A. Business Level Strategy
There is definitely a need to reconcile both the inside-out and outside-in capabilities for Huaneng Power, Inc. While the company’s corporate governance capabilities and ethical reporting involves focusing on its core competencies following its resource base, the company will be put into a disadvantageous position should it choose to neglect both the macro as well as micro industry environment. Therefore, Huaneng Power, Inc. has to be aware of the latest corporate governance capabilities and ethical reporting changes, as well as changes in political, economic, legal and even demographic trends in order to develop the outside-in capabilities, such as market sensing, customer linking, channel bonding and technology monitoring.
The advantages enjoyed by Huaneng Power, Inc. may come in the form of increased revenues. Knowing what the market demands and the latest trends could help the company fully exploit its research and development capabilities to come out with corporate governance capabilities and ethical reporting initiatives which are not also cost-effective but also high in quality. The strategic option can even be used as marketing tool where the focus is on staying close to their customers and listening to their feedbacks. On the flip side of the coin, there will be huge mobilization of resources involved, and the associated risks bestowed on the company.
Nevertheless, the mentioned strategic option seems the most practical for Huaneng Power, Inc. in the wake of globalization, since there is a sudden shift towards a more integrated and independent world economy. The key stakeholders too should not have any objections so long as the company’s core business is not threatened. By virtue of Huaneng Power, Inc.’s centralized control of its business, it is being expected that major barriers should not exist in carrying out such an option except additional time may be required given the scope and span of operations.
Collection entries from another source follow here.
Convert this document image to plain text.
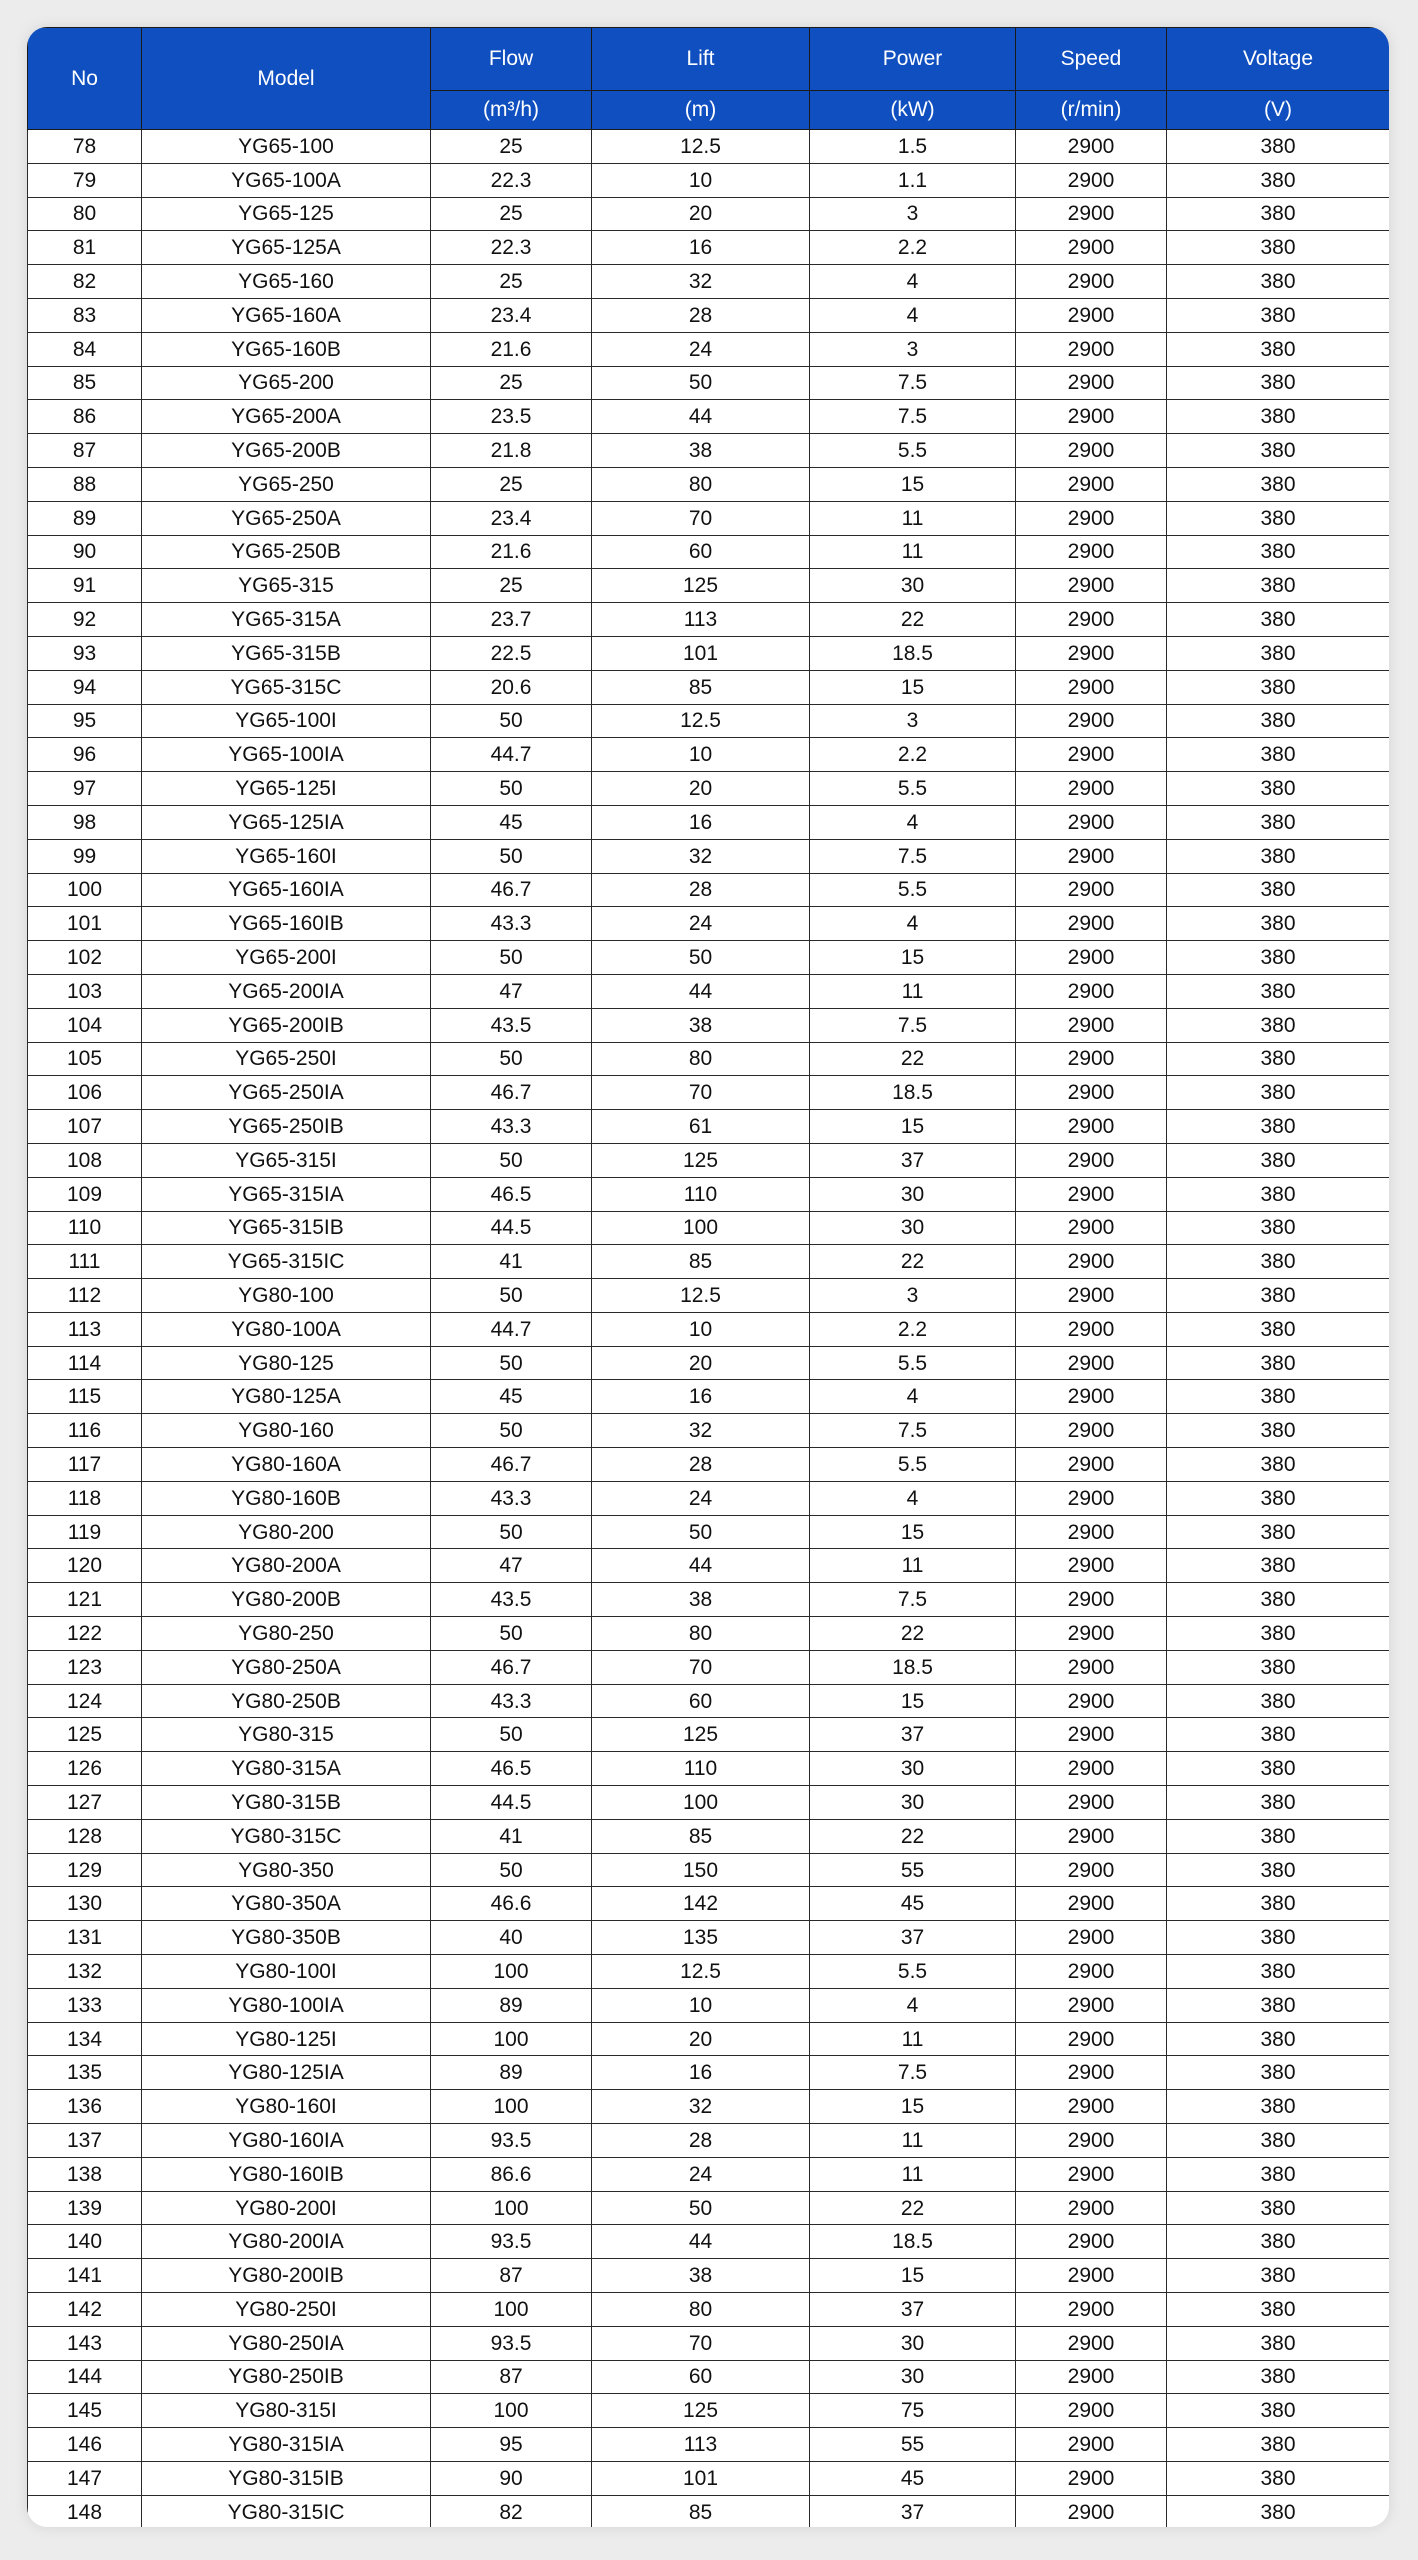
No	Model	Flow	Lift	Power	Speed	Voltage
		(m³/h)	(m)	(kW)	(r/min)	(V)
78	YG65-100	25	12.5	1.5	2900	380
79	YG65-100A	22.3	10	1.1	2900	380
80	YG65-125	25	20	3	2900	380
81	YG65-125A	22.3	16	2.2	2900	380
82	YG65-160	25	32	4	2900	380
83	YG65-160A	23.4	28	4	2900	380
84	YG65-160B	21.6	24	3	2900	380
85	YG65-200	25	50	7.5	2900	380
86	YG65-200A	23.5	44	7.5	2900	380
87	YG65-200B	21.8	38	5.5	2900	380
88	YG65-250	25	80	15	2900	380
89	YG65-250A	23.4	70	11	2900	380
90	YG65-250B	21.6	60	11	2900	380
91	YG65-315	25	125	30	2900	380
92	YG65-315A	23.7	113	22	2900	380
93	YG65-315B	22.5	101	18.5	2900	380
94	YG65-315C	20.6	85	15	2900	380
95	YG65-100I	50	12.5	3	2900	380
96	YG65-100IA	44.7	10	2.2	2900	380
97	YG65-125I	50	20	5.5	2900	380
98	YG65-125IA	45	16	4	2900	380
99	YG65-160I	50	32	7.5	2900	380
100	YG65-160IA	46.7	28	5.5	2900	380
101	YG65-160IB	43.3	24	4	2900	380
102	YG65-200I	50	50	15	2900	380
103	YG65-200IA	47	44	11	2900	380
104	YG65-200IB	43.5	38	7.5	2900	380
105	YG65-250I	50	80	22	2900	380
106	YG65-250IA	46.7	70	18.5	2900	380
107	YG65-250IB	43.3	61	15	2900	380
108	YG65-315I	50	125	37	2900	380
109	YG65-315IA	46.5	110	30	2900	380
110	YG65-315IB	44.5	100	30	2900	380
111	YG65-315IC	41	85	22	2900	380
112	YG80-100	50	12.5	3	2900	380
113	YG80-100A	44.7	10	2.2	2900	380
114	YG80-125	50	20	5.5	2900	380
115	YG80-125A	45	16	4	2900	380
116	YG80-160	50	32	7.5	2900	380
117	YG80-160A	46.7	28	5.5	2900	380
118	YG80-160B	43.3	24	4	2900	380
119	YG80-200	50	50	15	2900	380
120	YG80-200A	47	44	11	2900	380
121	YG80-200B	43.5	38	7.5	2900	380
122	YG80-250	50	80	22	2900	380
123	YG80-250A	46.7	70	18.5	2900	380
124	YG80-250B	43.3	60	15	2900	380
125	YG80-315	50	125	37	2900	380
126	YG80-315A	46.5	110	30	2900	380
127	YG80-315B	44.5	100	30	2900	380
128	YG80-315C	41	85	22	2900	380
129	YG80-350	50	150	55	2900	380
130	YG80-350A	46.6	142	45	2900	380
131	YG80-350B	40	135	37	2900	380
132	YG80-100I	100	12.5	5.5	2900	380
133	YG80-100IA	89	10	4	2900	380
134	YG80-125I	100	20	11	2900	380
135	YG80-125IA	89	16	7.5	2900	380
136	YG80-160I	100	32	15	2900	380
137	YG80-160IA	93.5	28	11	2900	380
138	YG80-160IB	86.6	24	11	2900	380
139	YG80-200I	100	50	22	2900	380
140	YG80-200IA	93.5	44	18.5	2900	380
141	YG80-200IB	87	38	15	2900	380
142	YG80-250I	100	80	37	2900	380
143	YG80-250IA	93.5	70	30	2900	380
144	YG80-250IB	87	60	30	2900	380
145	YG80-315I	100	125	75	2900	380
146	YG80-315IA	95	113	55	2900	380
147	YG80-315IB	90	101	45	2900	380
148	YG80-315IC	82	85	37	2900	380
Understanding the strategic importance of corporate governance capabilities and ethical reporting is something the company has to be familiar with. Huaneng Power, Inc. normally practices a centralized and globally scaled configuration of operations and capabilities. This allows information dissemination to be retained.
CONCLUSION
The results of the analysis carried out on the corporate governance capabilities and ethical reporting of Huaneng Power, Inc. and CPL Holdings Ltd. indicated very significant effects, even amidst the threats of unrest. Therefore, we could conclude that the corporate governance capabilities and ethical reporting of both companies could still be expected to improve faster than average.
The review of both company’s corporate governance and ethical reporting capabilities and resources revealed very little inconsistencies regarding their strategies. This is coherent with their traditional inside-out approach. However, the need to reconcile both the inside-out and outside-in approaches becomes imperative now for Huaneng Power, Inc.
The analysis among the environment as well as the corporate governance and ethical reporting capabilities of Huaneng Power, Inc. revealed certain gaps, most of which are biased towards the environment. However, these gaps paved the way towards determining a number of recommended strategic options to secure the competitiveness of the company.
Also, Huaneng Power, Inc. has to find a balance between adherence to internal forces within the management and to the changing forces of the environment in order to implement such strategic options.